Configure primary and failover nodes with shared storage.

# On MDS (MDT/MGS)
mkfs.lustre --fsname=testfs --mdt --mgs --servicenode=192.168.10.2@tcp0 --servicenode=192.168.10.1@tcp0 /dev/sda1

# On OSS (OST)
mkfs.lustre --fsname=testfs --servicenode=192.168.10.20@tcp0 --servicenode=192.168.10.21@tcp0 --ost --index=0 --mgsnode=192.168.10.1@tcp0 --mgsnode=192.168.10.2@tcp0 /dev/sdb

# Client mount with failover
mount -t lustre 192.168.10.1@tcp0:192.168.10.2@tcp0:/testfs /mnt/testfs

# Replace NIDs dynamically (2.11+)
lctl replace_nids testfs-OST0000 192.168.10.20@tcp0,192.168.10.21@tcp0

Router Resiliency with Multiple Gateways

Multiple routes for failover between networks.

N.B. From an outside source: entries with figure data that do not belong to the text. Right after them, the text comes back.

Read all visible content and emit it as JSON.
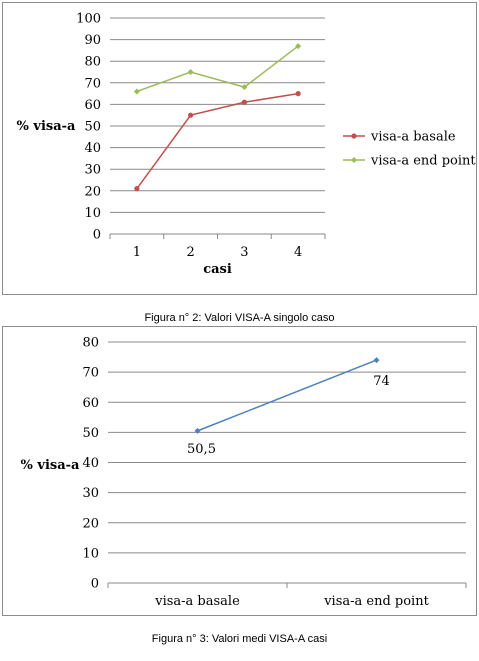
{
  "chart_data": [
    {
      "type": "line",
      "caption": "Figura n° 2: Valori VISA-A singolo caso",
      "xlabel": "casi",
      "ylabel": "% visa-a",
      "categories": [
        "1",
        "2",
        "3",
        "4"
      ],
      "ylim": [
        0,
        100
      ],
      "yticks": [
        "0",
        "10",
        "20",
        "30",
        "40",
        "50",
        "60",
        "70",
        "80",
        "90",
        "100"
      ],
      "grid": true,
      "legend_position": "right",
      "series": [
        {
          "name": "visa-a basale",
          "values": [
            21,
            55,
            61,
            65
          ],
          "color": "#c0504d",
          "marker": "circle"
        },
        {
          "name": "visa-a end point",
          "values": [
            66,
            75,
            68,
            87
          ],
          "color": "#9bbb59",
          "marker": "diamond"
        }
      ]
    },
    {
      "type": "line",
      "caption": "Figura n° 3: Valori medi VISA-A casi",
      "xlabel": "",
      "ylabel": "% visa-a",
      "categories": [
        "visa-a basale",
        "visa-a end point"
      ],
      "ylim": [
        0,
        80
      ],
      "yticks": [
        "0",
        "10",
        "20",
        "30",
        "40",
        "50",
        "60",
        "70",
        "80"
      ],
      "grid": true,
      "series": [
        {
          "values": [
            50.5,
            74
          ],
          "color": "#4f81bd",
          "marker": "diamond",
          "data_labels": [
            "50,5",
            "74"
          ]
        }
      ]
    }
  ]
}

# Add routes with priorities
lnetctl route add --net tcp2 --gateway 192.168.205.130@tcp1 --hop 2 --prio 1
lnetctl route add --net tcp2 --gateway 192.168.205.131@tcp1 --hop 2 --prio 2

# Enable asymmetrical routes (2.13+)
lnetctl set drop_asym_route 0

# Show routes
lnetctl route show --verbose

Health Monitoring for Proactive Failover

# Tune health
lnetctl set health_sensitivity 100  # Higher = more sensitive to failures
lnetctl set recovery_interval 1      # Ping interval in seconds
lnetctl set retry_count 3            # Retries before marking down

# Enable router checks
lnetctl set check_routers_before_use 1
lnetctl set alive_router_check_interval 60

# Monitor
lnetctl net show -v 3

YAML Configuration Examples

Multi-Rail Network with Failover Interfaces

# net_failover.yaml
net:
  - net: tcp0
    interfaces:
      0: eth0
      1: eth1
    tunables:
      peer_timeout: 180
      peer_credits: 8

Apply: lnetctl import net_failover.yaml

Peer with Failover NIDs

# peer_failover.yaml
peer:
  - primary_nid: 10.10.10.2@tcp
    Multi-Rail: True
    peer_ni:
      - nid: 10.10.3.3@tcp1:10.10.4.4@tcp1

Route with Multiple Gateways for Failover

# route_failover.yaml
route:
  - net: tcp2
    gateway: 192.168.205.130@tcp1
    hop: 2
    priority: 1
  - net: tcp2
    gateway: 192.168.205.131@tcp1
    hop: 2
    priority: 2

Best Practices

Use ip2nets in module params for initial setup; lnetctl for dynamic changes.
Enable discovery: lnetctl set discovery 1.
Test failover: Unplug interface, check lctl get_param nis or lnetctl peer show.
For servers: Use --servicenode in mkfs; shared storage essential.
Monitor: Categorize failures (local/remote) via stats; adjust sensitivities.
Client vs Server: Clients focus on I/O retry; servers on active/passive HA.

For troubleshooting, see recent guides (e.g., OpenSFS 2024 on remote vs local failures). Check JIRA for updates (e.g., LU-19763 on TCP improvements).